The Privacy Commissioner must inform the complainant of internal review processes and may refer a complaint to the Premier's Department's Privacy Officer for consideration, after discussing the appropriateness of referral with the complainant and the Privacy Officer.
The Privacy Commissioner may also decide to investigate the complaint. Department of Premier and Cabinet staff are to offer the Commissioner all possible assistance in any such investigation.
The Privacy Commissioner must endeavour to resolve any such complaint by conciliation and may make a written direction that Department of Premier and Cabinet staff and the complainant are to appear before the Commissioner in conciliation proceedings. If the Department of Premier and Cabinet fails to comply with the notice, then it is liable to a fine of up to $5,500.
If Department of Premier and Cabinet staff are called to appear in conciliation proceedings, another person may only represent them if the Privacy Commissioner consents to such an arrangement.
The Privacy Commissioner may make a written report on the complaint and provide the report to any person or body that appears to be materially involved in matters concerning the complaint.
10. Training and education of Department of Premier and Cabinet staff about privacy obligations
10.1 The Privacy Officer shall be responsible for the ongoing training and education of Department of Premier and Cabinet staff (including any third party service providers or consultants) about their obligations under the Act, by:- ensuring the privacy management plan remains up to date;
- making a copy of the plan available to all current and incoming staff;
- informing staff of any changes to the plan;
- ensuring relevant privacy documents are consolidated and made available through the Department of Premier and Cabinet's intranet;
- conducting staff training sessions on privacy matters as required; and
- being available to answer any questions staff may have about their privacy obligations.
10.2 Where Department of Premier and Cabinet staff feel uncertain as to whether certain conduct may breach the Act, they should raise this matter with the Privacy Officer.
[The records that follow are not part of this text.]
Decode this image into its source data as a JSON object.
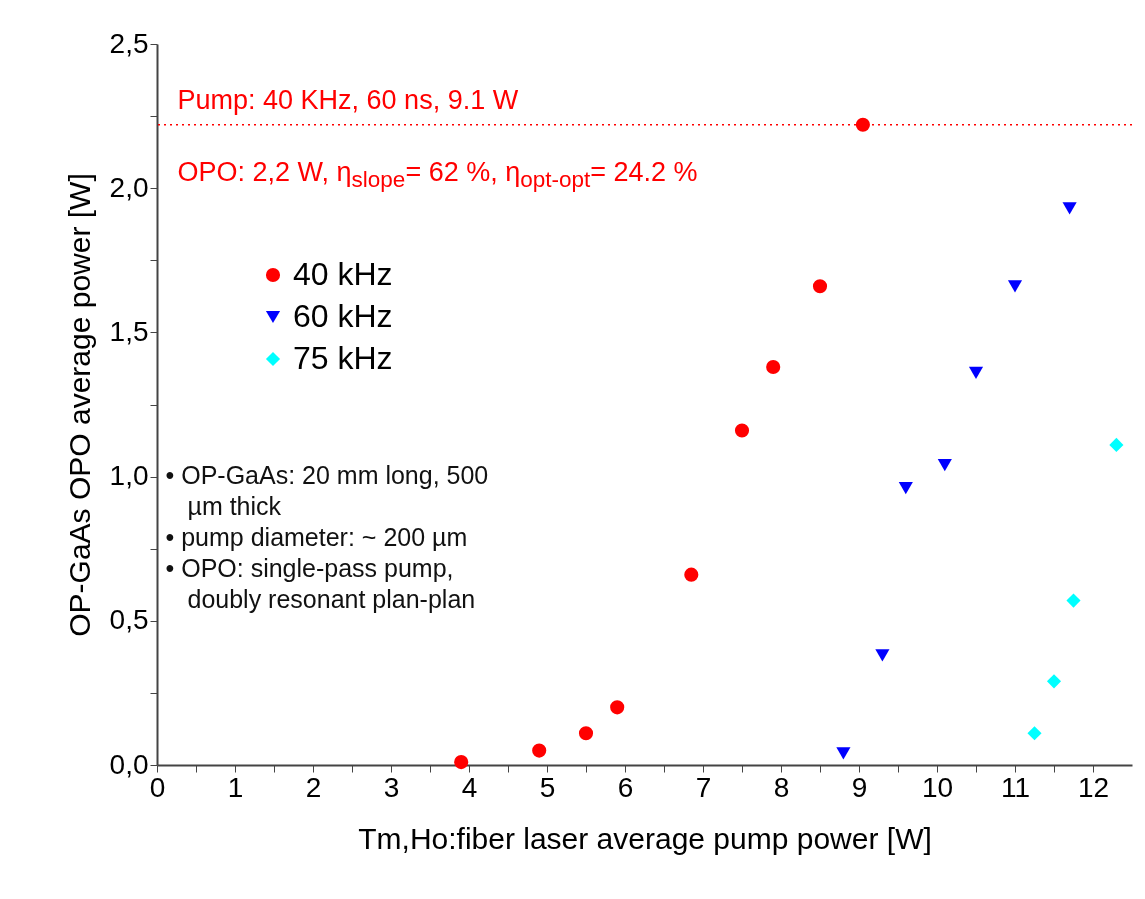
{
  "chart_data": {
    "type": "scatter",
    "xlabel": "Tm,Ho:fiber laser average pump power [W]",
    "ylabel": "OP-GaAs OPO average power [W]",
    "xlim": [
      0,
      12.5
    ],
    "ylim": [
      0,
      2.5
    ],
    "xticks": [
      0,
      {
        "value": 0.5,
        "label": null
      },
      1,
      {
        "value": 1.5,
        "label": null
      },
      2,
      {
        "value": 2.5,
        "label": null
      },
      3,
      {
        "value": 3.5,
        "label": null
      },
      4,
      {
        "value": 4.5,
        "label": null
      },
      5,
      {
        "value": 5.5,
        "label": null
      },
      6,
      {
        "value": 6.5,
        "label": null
      },
      7,
      {
        "value": 7.5,
        "label": null
      },
      8,
      {
        "value": 8.5,
        "label": null
      },
      9,
      {
        "value": 9.5,
        "label": null
      },
      10,
      {
        "value": 10.5,
        "label": null
      },
      11,
      {
        "value": 11.5,
        "label": null
      },
      12
    ],
    "yticks": [
      {
        "value": 0,
        "label": "0,0"
      },
      {
        "value": 0.25,
        "label": null
      },
      {
        "value": 0.5,
        "label": "0,5"
      },
      {
        "value": 0.75,
        "label": null
      },
      {
        "value": 1,
        "label": "1,0"
      },
      {
        "value": 1.25,
        "label": null
      },
      {
        "value": 1.5,
        "label": "1,5"
      },
      {
        "value": 1.75,
        "label": null
      },
      {
        "value": 2,
        "label": "2,0"
      },
      {
        "value": 2.25,
        "label": null
      },
      {
        "value": 2.5,
        "label": "2,5"
      }
    ],
    "grid": false,
    "legend": "left",
    "series": [
      {
        "name": "40 kHz",
        "color": "#ff0000",
        "marker": "circle",
        "x": [
          3.9,
          4.9,
          5.5,
          5.9,
          6.85,
          7.5,
          7.9,
          8.5,
          9.05
        ],
        "values": [
          0.01,
          0.05,
          0.11,
          0.2,
          0.66,
          1.16,
          1.38,
          1.66,
          2.22
        ]
      },
      {
        "name": "60 kHz",
        "color": "#0000ff",
        "marker": "triangle",
        "x": [
          8.8,
          9.3,
          9.6,
          10.1,
          10.5,
          11.0,
          11.7
        ],
        "values": [
          0.04,
          0.38,
          0.96,
          1.04,
          1.36,
          1.66,
          1.93
        ]
      },
      {
        "name": "75 kHz",
        "color": "#00ffff",
        "marker": "diamond",
        "x": [
          11.25,
          11.5,
          11.75,
          12.3
        ],
        "values": [
          0.11,
          0.29,
          0.57,
          1.11
        ]
      }
    ],
    "ref_lines": [
      {
        "axis": "y",
        "value": 2.22,
        "color": "#ff0000",
        "line_style": "dotted"
      }
    ],
    "annotations": [
      "Pump: 40 KHz,  60 ns,  9.1 W",
      "OPO: 2,2 W, η$_{slope}$= 62 %, η$_{opt-opt}$= 24.2 %",
      "• OP-GaAs: 20 mm long, 500 µm thick",
      "• pump diameter: ~ 200 µm",
      "• OPO: single-pass pump, doubly resonant plan-plan"
    ]
  }
}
11. Reviewing and reporting on plan
11.1 The Department of Premier and Cabinet's Privacy Officer is to review the plan whenever:- the Department of Premier and Cabinet wishes to introduce a new procedure for the collection, retention, use and disclosure of personal information; or
- a privacy code or a direction of the Privacy Commissioner, or the expiry of such a code or direction, modifies the application of the IPPs to the operations of the Department of Premier and Cabinet.
11.2 The Privacy Officer, in accordance with section 33(3) of the Act, is to ensure that the Department of Premier and Cabinet's Annual Report includes:
- a statement of the action taken by the Department in complying with the requirements of the Act; and
- statistical details of any review conducted by or on behalf of the Department under Part 5 of the Act.
11.3 The Director-General, on the advice of the Privacy Officer, may amend this plan as necessary. A copy of the amended plan should be circulated to all Premiers' Department staff and the Privacy Commissioner as soon as possible after amendment.